Park Meadows, Lone Tree credit one another for success

Mall, city win in partnership


Park Meadows and the City of Lone Tree are virtually the same age, but they didn’t start their lives together.

Lone Tree incorporated in 1995. The mall opened in 1996. Its 2006 annexation was on the city’s wish list from the start.

It also was on Park Meadows’ register, but general manager Pamela Schenck-Kelly, who has managed the mall from its opening day, said Lone Tree wasn’t ready for it in 1996.

“It was always a natural progression,” she said. “The City of Lone Tree is a lot more sophisticated and able to handle things for Park Meadows now.”

Lone Tree initially contracted all its city services, hiring staff as the city and residents’ demands grew.

Park Meadows, meanwhile, opened in unincorporated Douglas County with a Littleton mailing address.
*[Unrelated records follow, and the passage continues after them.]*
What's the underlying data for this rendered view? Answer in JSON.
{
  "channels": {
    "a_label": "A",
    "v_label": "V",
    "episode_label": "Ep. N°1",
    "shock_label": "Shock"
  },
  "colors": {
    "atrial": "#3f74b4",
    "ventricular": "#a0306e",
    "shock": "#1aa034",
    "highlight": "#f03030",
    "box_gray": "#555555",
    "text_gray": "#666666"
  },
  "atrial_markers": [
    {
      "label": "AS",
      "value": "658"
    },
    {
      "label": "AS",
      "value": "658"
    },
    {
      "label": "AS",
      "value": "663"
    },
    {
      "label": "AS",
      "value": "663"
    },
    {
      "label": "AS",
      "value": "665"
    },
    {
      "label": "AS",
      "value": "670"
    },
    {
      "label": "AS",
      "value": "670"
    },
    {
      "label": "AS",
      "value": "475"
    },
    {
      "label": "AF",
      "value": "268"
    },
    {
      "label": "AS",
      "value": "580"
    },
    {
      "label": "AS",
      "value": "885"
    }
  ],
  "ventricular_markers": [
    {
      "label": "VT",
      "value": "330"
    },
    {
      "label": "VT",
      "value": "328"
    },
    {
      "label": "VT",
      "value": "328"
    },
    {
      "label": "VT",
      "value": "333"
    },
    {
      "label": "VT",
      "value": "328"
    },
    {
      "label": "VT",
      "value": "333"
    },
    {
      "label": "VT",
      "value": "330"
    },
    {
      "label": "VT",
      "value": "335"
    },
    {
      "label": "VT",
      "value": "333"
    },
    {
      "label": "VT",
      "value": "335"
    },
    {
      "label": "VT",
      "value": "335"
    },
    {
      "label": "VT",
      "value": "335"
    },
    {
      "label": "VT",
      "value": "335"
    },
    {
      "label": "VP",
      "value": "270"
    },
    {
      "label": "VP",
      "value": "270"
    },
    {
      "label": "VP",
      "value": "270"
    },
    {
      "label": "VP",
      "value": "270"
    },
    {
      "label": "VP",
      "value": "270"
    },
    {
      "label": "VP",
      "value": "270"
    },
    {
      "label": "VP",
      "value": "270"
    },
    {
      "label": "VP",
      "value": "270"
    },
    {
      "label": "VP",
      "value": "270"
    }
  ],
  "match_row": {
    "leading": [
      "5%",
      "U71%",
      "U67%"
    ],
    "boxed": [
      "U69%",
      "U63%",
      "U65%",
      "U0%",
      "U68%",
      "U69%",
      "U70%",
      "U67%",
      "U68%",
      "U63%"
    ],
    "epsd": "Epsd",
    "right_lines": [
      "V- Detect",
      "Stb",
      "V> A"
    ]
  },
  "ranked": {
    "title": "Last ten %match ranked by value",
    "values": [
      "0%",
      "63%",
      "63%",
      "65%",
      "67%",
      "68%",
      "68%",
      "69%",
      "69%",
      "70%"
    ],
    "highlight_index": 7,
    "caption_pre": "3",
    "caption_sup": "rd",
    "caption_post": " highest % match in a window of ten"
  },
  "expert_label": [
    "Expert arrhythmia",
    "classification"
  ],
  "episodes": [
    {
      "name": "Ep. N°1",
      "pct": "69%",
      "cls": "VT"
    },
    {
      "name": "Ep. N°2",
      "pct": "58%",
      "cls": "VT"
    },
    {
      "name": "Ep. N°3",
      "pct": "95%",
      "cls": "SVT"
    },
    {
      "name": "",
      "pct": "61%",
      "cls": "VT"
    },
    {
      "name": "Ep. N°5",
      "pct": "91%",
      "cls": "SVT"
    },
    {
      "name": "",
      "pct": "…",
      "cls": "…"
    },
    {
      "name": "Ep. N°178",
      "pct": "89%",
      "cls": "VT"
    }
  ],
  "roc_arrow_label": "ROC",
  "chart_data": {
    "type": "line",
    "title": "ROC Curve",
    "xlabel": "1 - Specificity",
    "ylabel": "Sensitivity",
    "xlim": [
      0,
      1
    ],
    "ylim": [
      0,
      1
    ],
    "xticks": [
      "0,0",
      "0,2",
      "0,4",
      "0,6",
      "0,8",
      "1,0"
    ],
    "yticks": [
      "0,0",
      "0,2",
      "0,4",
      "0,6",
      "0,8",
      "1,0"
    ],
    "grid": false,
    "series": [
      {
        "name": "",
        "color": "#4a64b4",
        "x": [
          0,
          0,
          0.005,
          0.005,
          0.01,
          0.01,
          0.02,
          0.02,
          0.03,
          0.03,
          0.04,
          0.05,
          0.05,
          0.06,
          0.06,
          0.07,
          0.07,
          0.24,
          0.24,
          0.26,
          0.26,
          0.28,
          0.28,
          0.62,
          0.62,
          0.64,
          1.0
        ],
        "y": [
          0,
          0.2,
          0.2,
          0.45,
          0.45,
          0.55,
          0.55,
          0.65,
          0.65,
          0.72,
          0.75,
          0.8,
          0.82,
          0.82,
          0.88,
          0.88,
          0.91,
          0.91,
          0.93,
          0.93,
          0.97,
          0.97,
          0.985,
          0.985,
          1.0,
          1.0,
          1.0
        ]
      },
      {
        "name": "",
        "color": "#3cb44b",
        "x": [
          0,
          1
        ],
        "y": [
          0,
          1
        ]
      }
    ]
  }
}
Shoppers often were confused, and Schenck-Kelly said the mall wanted to annex, in large part, “for the prestigious address of Lone Tree.”

The creation of the Park Meadows business improvement district further drove the decision to annex, which Lone Tree voters cemented in 2006. Schenck-Kelly said Park Meadows never has looked back.

“It’s been a fabulous thing for Park Meadows,” she said. “The city is very conscientious. They’re committed to the long-term vision of Lone Tree. The partnership makes the city stronger, and if the city is stronger, the shopping center is stronger.”

Park Meadows is known among the shopping center industry as a “super regional” center because it consistently draws customers from a five-state area. It rode the waves of economic recession better than most malls, even expanding in 2008 with construction of the free-standing Vistas shops and restaurants.

Its Black Friday traffic counts grew 15 percent from 2011 to 2012. 

Schenck-Kelly says the millions of dollars that come back to the center through its business improvement district are a key to its success.

“It allows us to maintain the commercial property at a level that is always going to be Triple A,” she said, pointing to other metro-area malls that lost their luster and eventually were razed and redeveloped. “Park Meadows will not be that way.”

While Schenck-Kelly commends the city, it in turn gives the center’s longtime manager credit for keeping Park Meadows on top.

Council member Jackie Millet points to other large structures built in the same time frame as the mall. Denver International Airport, for instance, is starting to look worn, she said, while Park Meadows “looks like it could have opened a month ago.”

“Pam is very, very image conscious,” said acting Lone Tree Police Chief Ron Pinson, “and that is phenomenal.”